Reviews

Our Glass House

Common Wealth Theatre’s site-specific play exploring domestic abuse opened in Camden last week

Balvinder Sopal as Sufiya
Balvinder Sopal as Sufiya
© Robert Ormerod

Stand in the hallway of a nondescript Camden house and you'll hear the soft rustlings of women and men tensely waiting for their partners.

Our Glass House is an often atmospheric, sometimes chilling recreation of what life is like for those who experience domestic abuse every day. Free to wander around the rooms as you please, each one holds a victim.

Based on interviews with real men and women who suffered, we see it can happen to anyone: elderly Helen (Cynthia Whelan) in pearls with a spotless front room, the tormented father (Dave Hart) whose wife opens the car door when he's driving, Asian mum Sufiya preparing dinner, a heavily pregnant woman obsessively cleaning the kitchen.
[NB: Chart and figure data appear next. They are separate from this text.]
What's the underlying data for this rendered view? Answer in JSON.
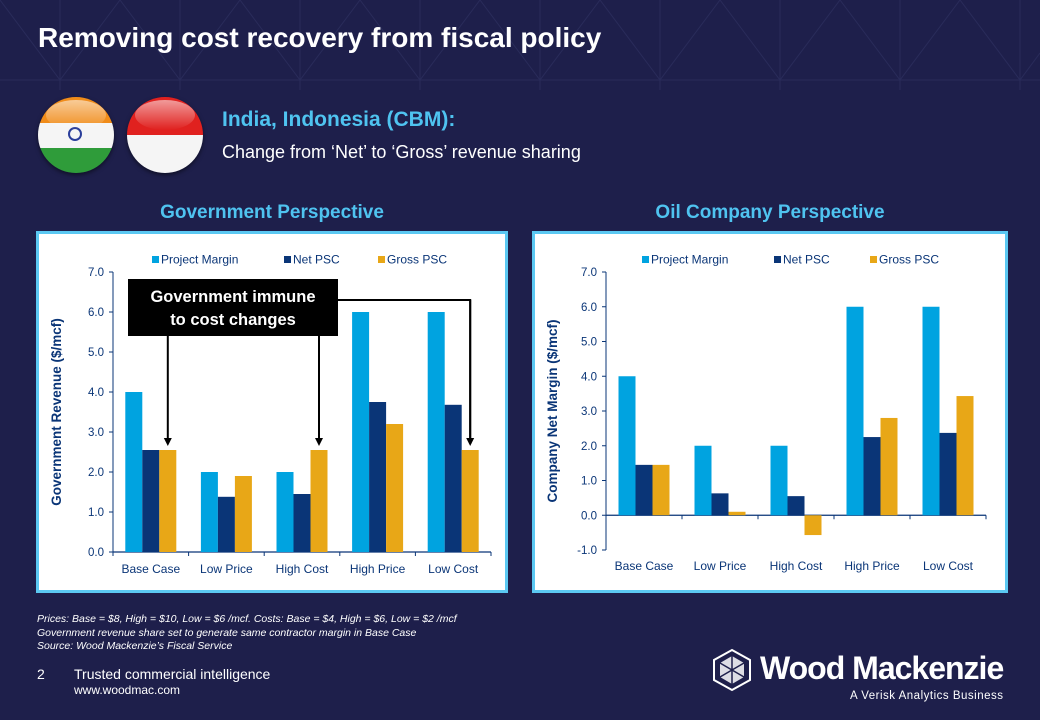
{
  "slide": {
    "title": "Removing cost recovery from fiscal policy",
    "subheading": "India, Indonesia (CBM):",
    "subtext": "Change from ‘Net’ to ‘Gross’ revenue sharing",
    "flags": [
      "India flag",
      "Indonesia flag"
    ]
  },
  "colors": {
    "background": "#1e1f4b",
    "accent": "#4fc3f0",
    "project_margin": "#00a3e0",
    "net_psc": "#0a3577",
    "gross_psc": "#e8a717",
    "axis": "#0a3577"
  },
  "chart_data": [
    {
      "type": "bar",
      "title": "Government Perspective",
      "xlabel": "",
      "ylabel": "Government Revenue ($/mcf)",
      "ylim": [
        0,
        7
      ],
      "yticks": [
        "0.0",
        "1.0",
        "2.0",
        "3.0",
        "4.0",
        "5.0",
        "6.0",
        "7.0"
      ],
      "categories": [
        "Base Case",
        "Low Price",
        "High Cost",
        "High Price",
        "Low Cost"
      ],
      "legend": "top",
      "grid": false,
      "series": [
        {
          "name": "Project Margin",
          "values": [
            4.0,
            2.0,
            2.0,
            6.0,
            6.0
          ]
        },
        {
          "name": "Net PSC",
          "values": [
            2.55,
            1.38,
            1.45,
            3.75,
            3.68
          ]
        },
        {
          "name": "Gross PSC",
          "values": [
            2.55,
            1.9,
            2.55,
            3.2,
            2.55
          ]
        }
      ],
      "annotation": {
        "text_line1": "Government immune",
        "text_line2": "to cost changes",
        "points_to": [
          "Base Case Gross PSC",
          "High Cost Gross PSC",
          "Low Cost Gross PSC"
        ]
      }
    },
    {
      "type": "bar",
      "title": "Oil Company Perspective",
      "xlabel": "",
      "ylabel": "Company Net Margin ($/mcf)",
      "ylim": [
        -1,
        7
      ],
      "yticks": [
        "-1.0",
        "0.0",
        "1.0",
        "2.0",
        "3.0",
        "4.0",
        "5.0",
        "6.0",
        "7.0"
      ],
      "categories": [
        "Base Case",
        "Low Price",
        "High Cost",
        "High Price",
        "Low Cost"
      ],
      "legend": "top",
      "grid": false,
      "series": [
        {
          "name": "Project Margin",
          "values": [
            4.0,
            2.0,
            2.0,
            6.0,
            6.0
          ]
        },
        {
          "name": "Net PSC",
          "values": [
            1.45,
            0.63,
            0.55,
            2.25,
            2.37
          ]
        },
        {
          "name": "Gross PSC",
          "values": [
            1.45,
            0.1,
            -0.57,
            2.8,
            3.43
          ]
        }
      ]
    }
  ],
  "notes": [
    "Prices: Base = $8, High = $10, Low  = $6 /mcf. Costs: Base = $4, High =  $6, Low = $2 /mcf",
    "Government revenue share  set to generate same contractor margin in Base Case",
    "Source: Wood Mackenzie’s Fiscal Service"
  ],
  "footer": {
    "page_number": "2",
    "tagline": "Trusted commercial intelligence",
    "url": "www.woodmac.com",
    "logo_name": "Wood Mackenzie",
    "logo_sub": "A Verisk Analytics Business"
  }
}
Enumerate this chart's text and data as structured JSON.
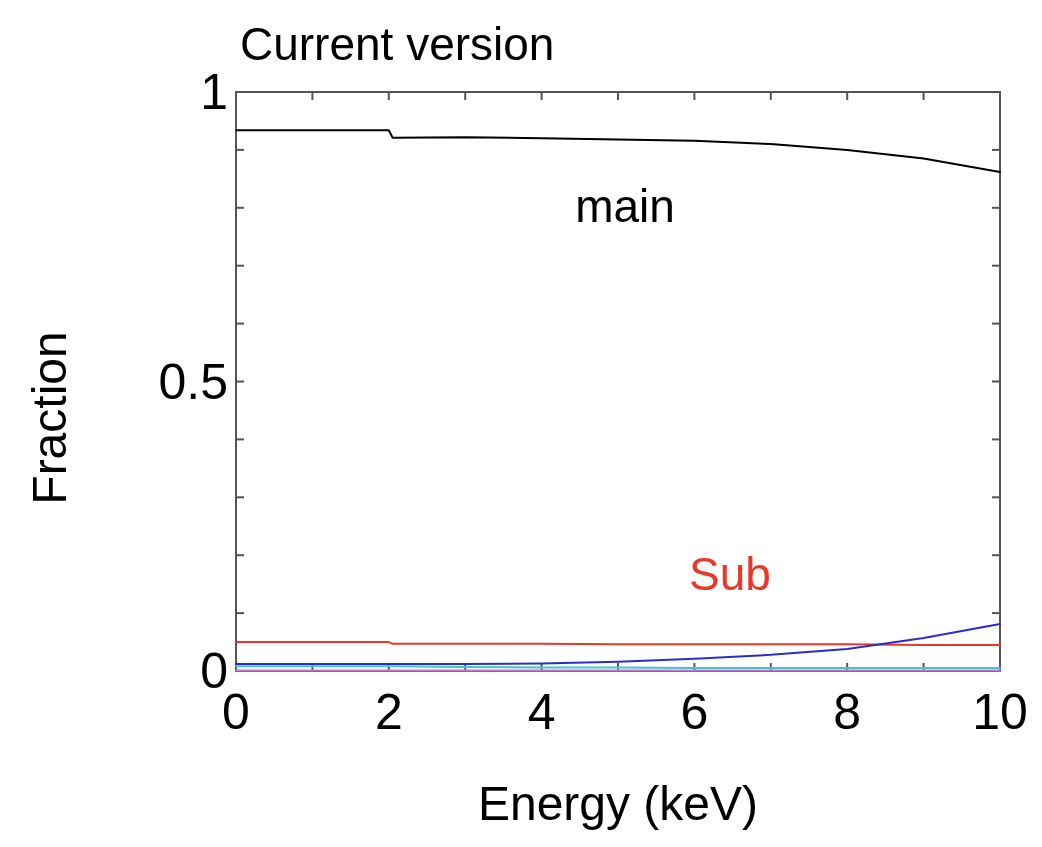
{
  "chart_data": {
    "type": "line",
    "title": "Current version",
    "xlabel": "Energy (keV)",
    "ylabel": "Fraction",
    "x": [
      0,
      1,
      2,
      2.05,
      3,
      4,
      5,
      6,
      7,
      8,
      9,
      10
    ],
    "series": [
      {
        "name": "main",
        "color": "#000000",
        "values": [
          0.934,
          0.934,
          0.934,
          0.921,
          0.922,
          0.92,
          0.918,
          0.916,
          0.91,
          0.9,
          0.885,
          0.862
        ]
      },
      {
        "name": "Sub",
        "color": "#e8382a",
        "values": [
          0.05,
          0.05,
          0.05,
          0.047,
          0.047,
          0.047,
          0.046,
          0.046,
          0.046,
          0.046,
          0.045,
          0.045
        ]
      },
      {
        "color": "#2b2bd0",
        "values": [
          0.012,
          0.012,
          0.012,
          0.012,
          0.012,
          0.013,
          0.016,
          0.021,
          0.028,
          0.038,
          0.057,
          0.081
        ]
      },
      {
        "color": "#40c8c8",
        "values": [
          0.008,
          0.008,
          0.008,
          0.008,
          0.007,
          0.006,
          0.006,
          0.005,
          0.005,
          0.005,
          0.005,
          0.005
        ]
      },
      {
        "color": "#d070d0",
        "values": [
          0.001,
          0.001,
          0.001,
          0.001,
          0.001,
          0.001,
          0.001,
          0.001,
          0.001,
          0.001,
          0.001,
          0.001
        ]
      }
    ],
    "xlim": [
      0,
      10
    ],
    "xticks": [
      0,
      {
        "value": 1,
        "label": null
      },
      2,
      {
        "value": 3,
        "label": null
      },
      4,
      {
        "value": 5,
        "label": null
      },
      6,
      {
        "value": 7,
        "label": null
      },
      8,
      {
        "value": 9,
        "label": null
      },
      10
    ],
    "ylim": [
      0,
      1
    ],
    "yticks": [
      0,
      {
        "value": 0.1,
        "label": null
      },
      {
        "value": 0.2,
        "label": null
      },
      {
        "value": 0.3,
        "label": null
      },
      {
        "value": 0.4,
        "label": null
      },
      0.5,
      {
        "value": 0.6,
        "label": null
      },
      {
        "value": 0.7,
        "label": null
      },
      {
        "value": 0.8,
        "label": null
      },
      {
        "value": 0.9,
        "label": null
      },
      1
    ],
    "grid": false,
    "marker": "none",
    "line_style": "solid"
  }
}
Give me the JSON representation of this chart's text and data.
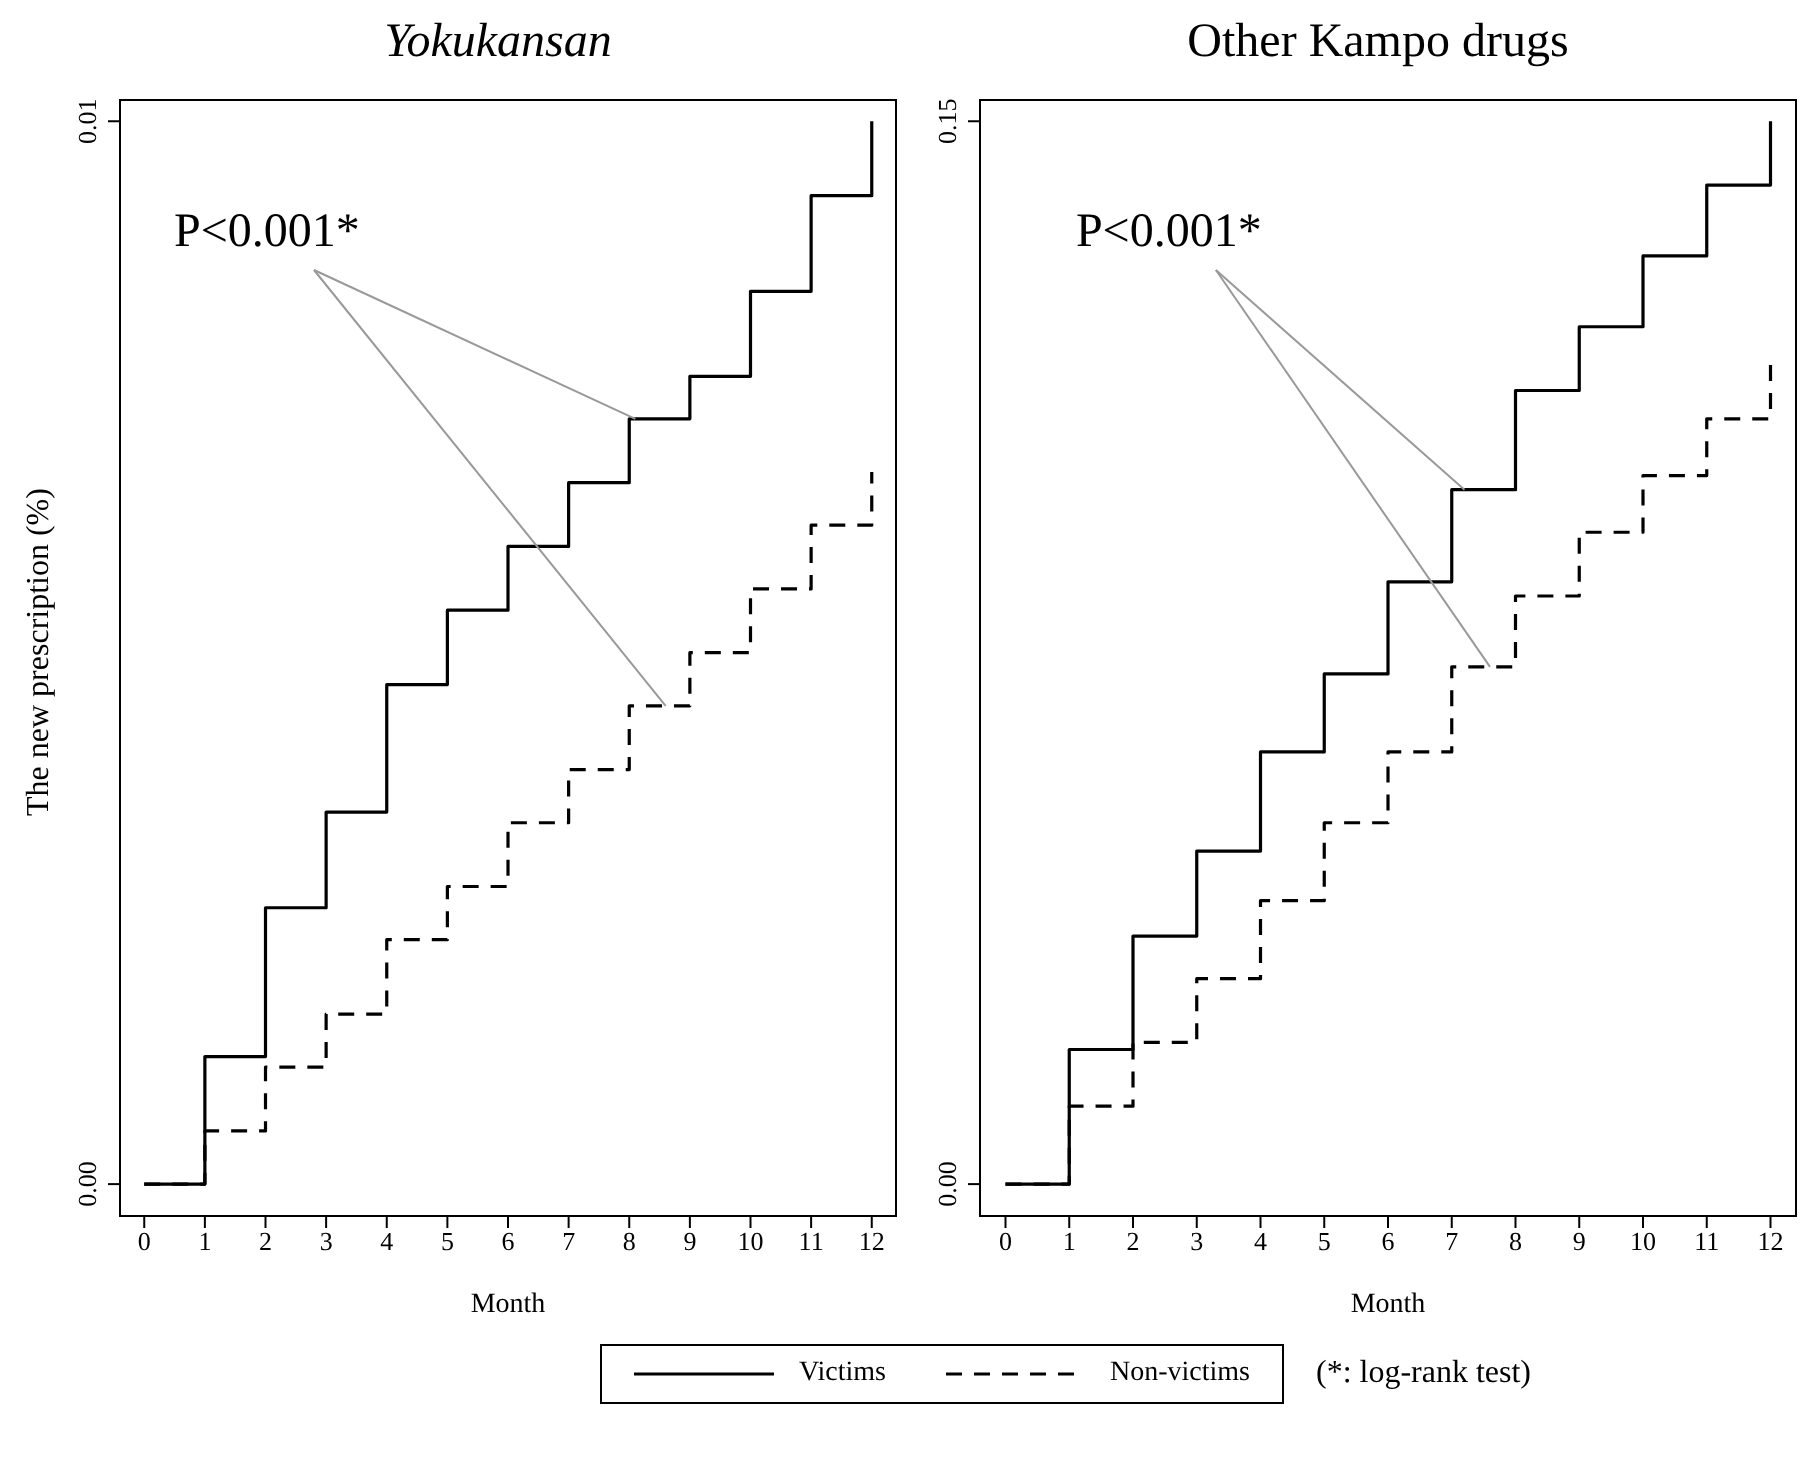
{
  "chart_data": [
    {
      "type": "step",
      "title": "Yokukansan",
      "ylabel": "The new prescription (%)",
      "xlabel": "Month",
      "x": [
        0,
        1,
        2,
        3,
        4,
        5,
        6,
        7,
        8,
        9,
        10,
        11,
        12
      ],
      "xlim": [
        -0.4,
        12.4
      ],
      "xticks": [
        0,
        1,
        2,
        3,
        4,
        5,
        6,
        7,
        8,
        9,
        10,
        11,
        12
      ],
      "ylim": [
        -0.0003,
        0.0102
      ],
      "yticks": [
        {
          "value": 0,
          "label": "0.00"
        },
        {
          "value": 0.01,
          "label": "0.01"
        }
      ],
      "legend": "bottom",
      "annotations": [
        "P<0.001*"
      ],
      "series": [
        {
          "name": "Victims",
          "color": "#000000",
          "line_style": "solid",
          "values": [
            0,
            0.0012,
            0.0026,
            0.0035,
            0.0047,
            0.0054,
            0.006,
            0.0066,
            0.0072,
            0.0076,
            0.0084,
            0.0093,
            0.01
          ]
        },
        {
          "name": "Non-victims",
          "color": "#000000",
          "line_style": "dashed",
          "values": [
            0,
            0.0005,
            0.0011,
            0.0016,
            0.0023,
            0.0028,
            0.0034,
            0.0039,
            0.0045,
            0.005,
            0.0056,
            0.0062,
            0.0067
          ]
        }
      ]
    },
    {
      "type": "step",
      "title": "Other Kampo drugs",
      "xlabel": "Month",
      "x": [
        0,
        1,
        2,
        3,
        4,
        5,
        6,
        7,
        8,
        9,
        10,
        11,
        12
      ],
      "xlim": [
        -0.4,
        12.4
      ],
      "xticks": [
        0,
        1,
        2,
        3,
        4,
        5,
        6,
        7,
        8,
        9,
        10,
        11,
        12
      ],
      "ylim": [
        -0.0045,
        0.153
      ],
      "yticks": [
        {
          "value": 0,
          "label": "0.00"
        },
        {
          "value": 0.15,
          "label": "0.15"
        }
      ],
      "annotations": [
        "P<0.001*",
        "(*: log-rank test)"
      ],
      "series": [
        {
          "color": "#000000",
          "line_style": "solid",
          "values": [
            0,
            0.019,
            0.035,
            0.047,
            0.061,
            0.072,
            0.085,
            0.098,
            0.112,
            0.121,
            0.131,
            0.141,
            0.15
          ]
        },
        {
          "color": "#000000",
          "line_style": "dashed",
          "values": [
            0,
            0.011,
            0.02,
            0.029,
            0.04,
            0.051,
            0.061,
            0.073,
            0.083,
            0.092,
            0.1,
            0.108,
            0.116
          ]
        }
      ]
    }
  ]
}
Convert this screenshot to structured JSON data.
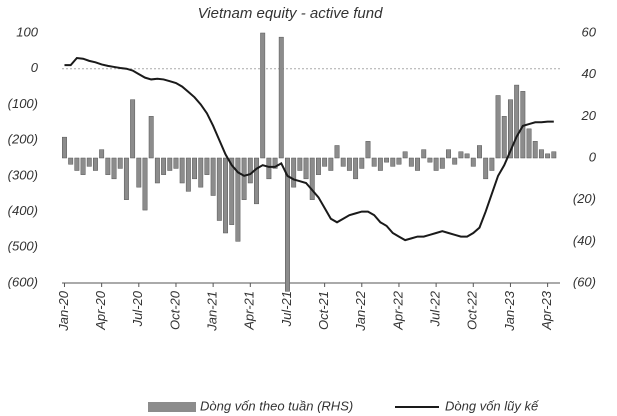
{
  "chart_data": {
    "type": "bar",
    "title": "Vietnam equity - active fund",
    "x": [
      0,
      0.5,
      1,
      1.5,
      2,
      2.5,
      3,
      3.5,
      4,
      4.5,
      5,
      5.5,
      6,
      6.5,
      7,
      7.5,
      8,
      8.5,
      9,
      9.5,
      10,
      10.5,
      11,
      11.5,
      12,
      12.5,
      13,
      13.5,
      14,
      14.5,
      15,
      15.5,
      16,
      16.5,
      17,
      17.5,
      18,
      18.5,
      19,
      19.5,
      20,
      20.5,
      21,
      21.5,
      22,
      22.5,
      23,
      23.5,
      24,
      24.5,
      25,
      25.5,
      26,
      26.5,
      27,
      27.5,
      28,
      28.5,
      29,
      29.5,
      30,
      30.5,
      31,
      31.5,
      32,
      32.5,
      33,
      33.5,
      34,
      34.5,
      35,
      35.5,
      36,
      36.5,
      37,
      37.5,
      38,
      38.5,
      39,
      39.5
    ],
    "series": [
      {
        "name": "Dòng vốn theo tuần (RHS)",
        "type": "bar",
        "axis": "y2",
        "color": "#8c8c8c",
        "values": [
          10,
          -3,
          -6,
          -8,
          -4,
          -6,
          4,
          -8,
          -10,
          -5,
          -20,
          28,
          -14,
          -25,
          20,
          -12,
          -8,
          -6,
          -5,
          -12,
          -16,
          -10,
          -14,
          -8,
          -18,
          -30,
          -36,
          -32,
          -40,
          -20,
          -12,
          -22,
          60,
          -10,
          -5,
          58,
          -64,
          -14,
          -6,
          -10,
          -20,
          -8,
          -4,
          -6,
          6,
          -4,
          -6,
          -10,
          -5,
          8,
          -4,
          -6,
          -2,
          -4,
          -3,
          3,
          -4,
          -6,
          4,
          -2,
          -6,
          -5,
          4,
          -3,
          3,
          2,
          -4,
          6,
          -10,
          -6,
          30,
          20,
          28,
          35,
          32,
          14,
          8,
          4,
          2,
          3
        ]
      },
      {
        "name": "Dòng vốn lũy kế",
        "type": "line",
        "color": "#1a1a1a",
        "values": [
          10,
          10,
          30,
          28,
          22,
          18,
          12,
          8,
          5,
          2,
          0,
          -5,
          -15,
          -25,
          -30,
          -28,
          -30,
          -35,
          -40,
          -50,
          -65,
          -80,
          -100,
          -125,
          -160,
          -200,
          -240,
          -270,
          -290,
          -300,
          -295,
          -280,
          -270,
          -275,
          -275,
          -265,
          -300,
          -310,
          -315,
          -320,
          -340,
          -360,
          -390,
          -420,
          -430,
          -420,
          -410,
          -405,
          -400,
          -400,
          -410,
          -430,
          -440,
          -460,
          -470,
          -480,
          -475,
          -470,
          -470,
          -465,
          -460,
          -455,
          -460,
          -465,
          -470,
          -470,
          -460,
          -445,
          -400,
          -350,
          -300,
          -270,
          -230,
          -190,
          -160,
          -155,
          -150,
          -150,
          -148,
          -148
        ]
      }
    ],
    "xlim": [
      -0.2,
      40
    ],
    "xticks": [
      {
        "value": 0,
        "label": "Jan-20"
      },
      {
        "value": 3,
        "label": "Apr-20"
      },
      {
        "value": 6,
        "label": "Jul-20"
      },
      {
        "value": 9,
        "label": "Oct-20"
      },
      {
        "value": 12,
        "label": "Jan-21"
      },
      {
        "value": 15,
        "label": "Apr-21"
      },
      {
        "value": 18,
        "label": "Jul-21"
      },
      {
        "value": 21,
        "label": "Oct-21"
      },
      {
        "value": 24,
        "label": "Jan-22"
      },
      {
        "value": 27,
        "label": "Apr-22"
      },
      {
        "value": 30,
        "label": "Jul-22"
      },
      {
        "value": 33,
        "label": "Oct-22"
      },
      {
        "value": 36,
        "label": "Jan-23"
      },
      {
        "value": 39,
        "label": "Apr-23"
      }
    ],
    "ylim": [
      -600,
      100
    ],
    "yticks": [
      100,
      0,
      {
        "value": -100,
        "label": "(100)"
      },
      {
        "value": -200,
        "label": "(200)"
      },
      {
        "value": -300,
        "label": "(300)"
      },
      {
        "value": -400,
        "label": "(400)"
      },
      {
        "value": -500,
        "label": "(500)"
      },
      {
        "value": -600,
        "label": "(600)"
      }
    ],
    "y2lim": [
      -60,
      60
    ],
    "y2ticks": [
      60,
      40,
      20,
      0,
      {
        "value": -20,
        "label": "(20)"
      },
      {
        "value": -40,
        "label": "(40)"
      },
      {
        "value": -60,
        "label": "(60)"
      }
    ],
    "zero_line": true
  }
}
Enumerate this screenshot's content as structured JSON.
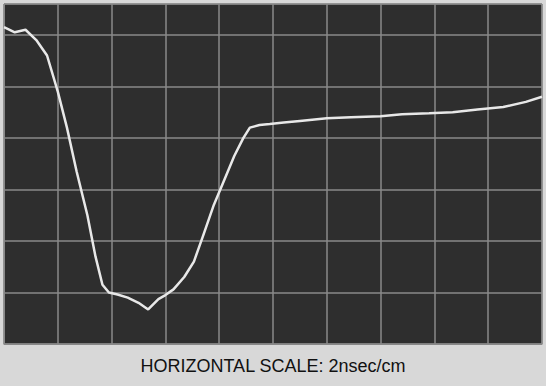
{
  "chart_data": {
    "type": "line",
    "title": "HORIZONTAL SCALE: 2nsec/cm",
    "x": [
      0,
      0.2,
      0.4,
      0.6,
      0.8,
      1.0,
      1.17,
      1.35,
      1.55,
      1.7,
      1.83,
      1.95,
      2.11,
      2.3,
      2.5,
      2.68,
      2.87,
      3.0,
      3.15,
      3.35,
      3.53,
      3.7,
      3.9,
      4.1,
      4.28,
      4.45,
      4.57,
      4.75,
      4.94,
      5.2,
      5.5,
      6.0,
      6.45,
      7.0,
      7.4,
      7.9,
      8.34,
      8.8,
      9.28,
      9.7,
      10.0
    ],
    "values": [
      6.15,
      6.05,
      6.1,
      5.9,
      5.6,
      4.9,
      4.2,
      3.35,
      2.5,
      1.7,
      1.15,
      1.0,
      0.96,
      0.9,
      0.8,
      0.67,
      0.87,
      0.95,
      1.06,
      1.3,
      1.6,
      2.1,
      2.7,
      3.2,
      3.65,
      4.0,
      4.2,
      4.25,
      4.27,
      4.3,
      4.33,
      4.38,
      4.4,
      4.42,
      4.46,
      4.48,
      4.5,
      4.55,
      4.6,
      4.7,
      4.8
    ],
    "color": "#e8e8e8",
    "xlim": [
      0,
      10
    ],
    "xticks": [
      0,
      1,
      2,
      3,
      4,
      5,
      6,
      7,
      8,
      9,
      10
    ],
    "ylim": [
      0,
      6.6
    ],
    "yticks": [
      0,
      1,
      2,
      3,
      4,
      5,
      6
    ],
    "grid": true,
    "tick_labels": false
  }
}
Director Evie Manning conjures truly shocking moments such as Kayleigh's (Cerise Reid) nasty bathroom scene which really get under the skin and I felt tears welling as I stood at the top of the stairs straining to hear a young boy's touching wishes for a future without family tension.

There are clever set pieces, from a piano on the ceiling to kitchen bunting made of dusters, and tension is ramped up by the live musician in the pantry. The support on offer for the audience at the end of the show is another point in favour of the Common Wealth Theatre team.

Sadly sometimes – despite advice before the show begins for the audience to mind blocking doorways – it's tricky to see what's happening and I missed what sounded to be a cathartic finale.

This isn't a slight piece of drama but with fewer moments of nothing – some of the pregnant silences were genuinely taut, while others were just empty – the show would be even weightier.